TOML doesn't behave 1:1 with YAML, and as a result, in some cases portray forces a stricter form of configuration options. For instance, to set up a custom navigation structure with portray, you can either specify just a flat list of file names, or a list of mappings of {LABEL: FILENAME or LIST_OF_MAPPING} but not a mix of both. This still allows as much customization as is permitted by mkdocs just with more consistency enforced. The recommended form is always to use lists of mappings. Here is what that would look like for portray's documentation site if it chose to specify the navigation manually:

[[tool.portray.mkdocs.nav]]
Home = "README.md"

[[tool.portray.mkdocs.nav]]
Changelog = "CHANGELOG.md"

[[tool.portray.mkdocs.nav]]
Troubleshooting = "TROUBLESHOOTING.md"

[[tool.portray.mkdocs.nav]]
    [[tool.portray.mkdocs.nav.Contributing]]
    "1. Contributing Guide" = "docs/contributing/1.-contributing-guide.md"

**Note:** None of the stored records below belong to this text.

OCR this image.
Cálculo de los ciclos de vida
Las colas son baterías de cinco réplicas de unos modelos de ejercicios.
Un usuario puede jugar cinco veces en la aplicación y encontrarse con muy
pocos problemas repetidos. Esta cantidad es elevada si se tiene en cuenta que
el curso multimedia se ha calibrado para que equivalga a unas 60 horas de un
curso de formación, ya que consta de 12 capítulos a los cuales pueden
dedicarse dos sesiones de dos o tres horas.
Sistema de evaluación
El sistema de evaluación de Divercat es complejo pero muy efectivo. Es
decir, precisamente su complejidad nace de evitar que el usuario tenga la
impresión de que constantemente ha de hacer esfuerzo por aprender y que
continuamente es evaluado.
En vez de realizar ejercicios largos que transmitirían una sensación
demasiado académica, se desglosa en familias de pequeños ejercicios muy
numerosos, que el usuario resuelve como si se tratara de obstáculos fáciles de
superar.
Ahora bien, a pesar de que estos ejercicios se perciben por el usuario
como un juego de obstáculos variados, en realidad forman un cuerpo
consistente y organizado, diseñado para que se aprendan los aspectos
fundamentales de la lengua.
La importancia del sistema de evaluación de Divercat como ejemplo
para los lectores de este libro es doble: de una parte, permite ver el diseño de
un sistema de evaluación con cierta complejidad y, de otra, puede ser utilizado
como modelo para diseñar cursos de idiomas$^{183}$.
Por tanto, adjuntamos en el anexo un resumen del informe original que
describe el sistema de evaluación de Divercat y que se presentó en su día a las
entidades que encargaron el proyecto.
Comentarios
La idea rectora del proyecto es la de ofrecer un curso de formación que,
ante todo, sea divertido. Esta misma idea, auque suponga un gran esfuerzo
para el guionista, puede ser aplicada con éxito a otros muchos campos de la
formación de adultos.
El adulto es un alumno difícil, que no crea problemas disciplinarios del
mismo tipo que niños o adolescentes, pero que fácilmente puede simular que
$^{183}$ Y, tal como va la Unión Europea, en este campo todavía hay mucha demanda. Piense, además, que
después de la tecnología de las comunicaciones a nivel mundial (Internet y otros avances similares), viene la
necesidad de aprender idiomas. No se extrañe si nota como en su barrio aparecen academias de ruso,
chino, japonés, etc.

    [[tool.portray.mkdocs.nav.Contributing]]
    "2. Coding Standard" = "docs/contributing/2.-coding-standard.md"

    [[tool.portray.mkdocs.nav.Contributing]]
    "3. Code of Conduct" = "docs/contributing/3.-code-of-conduct.md"

    [[tool.portray.mkdocs.nav.Contributing]]
    "4. Acknowledgements" = "docs/contributing/4.-acknowledgements.md"

[[tool.portray.mkdocs.nav]]
    [[tool.portray.mkdocs.nav."Quick Start"]]
    "1. Installation" = "docs/quick_start/1.-installation.md"

    [[tool.portray.mkdocs.nav."Quick Start"]]
    "2. CLI" = "docs/quick_start/2.-cli.md"

    [[tool.portray.mkdocs.nav."Quick Start"]]
    "3. API" = "docs/quick_start/3.-api.md"

    [[tool.portray.mkdocs.nav."Quick Start"]]
    "4. Configuration" = "docs/quick_start/4.-configuration.md"

Note that the above utilizes TOMLs double bracket syntax to specify a List of Dicts.

For more information about available configuration options see MkDocs configuration and pdocs.

Warning

While portray allows configuring any aspect of MkDocs or pdocs, it only allows that configuration to be defined in a pyproject.toml file. Any other configuration files normally used for these projects will be ignored.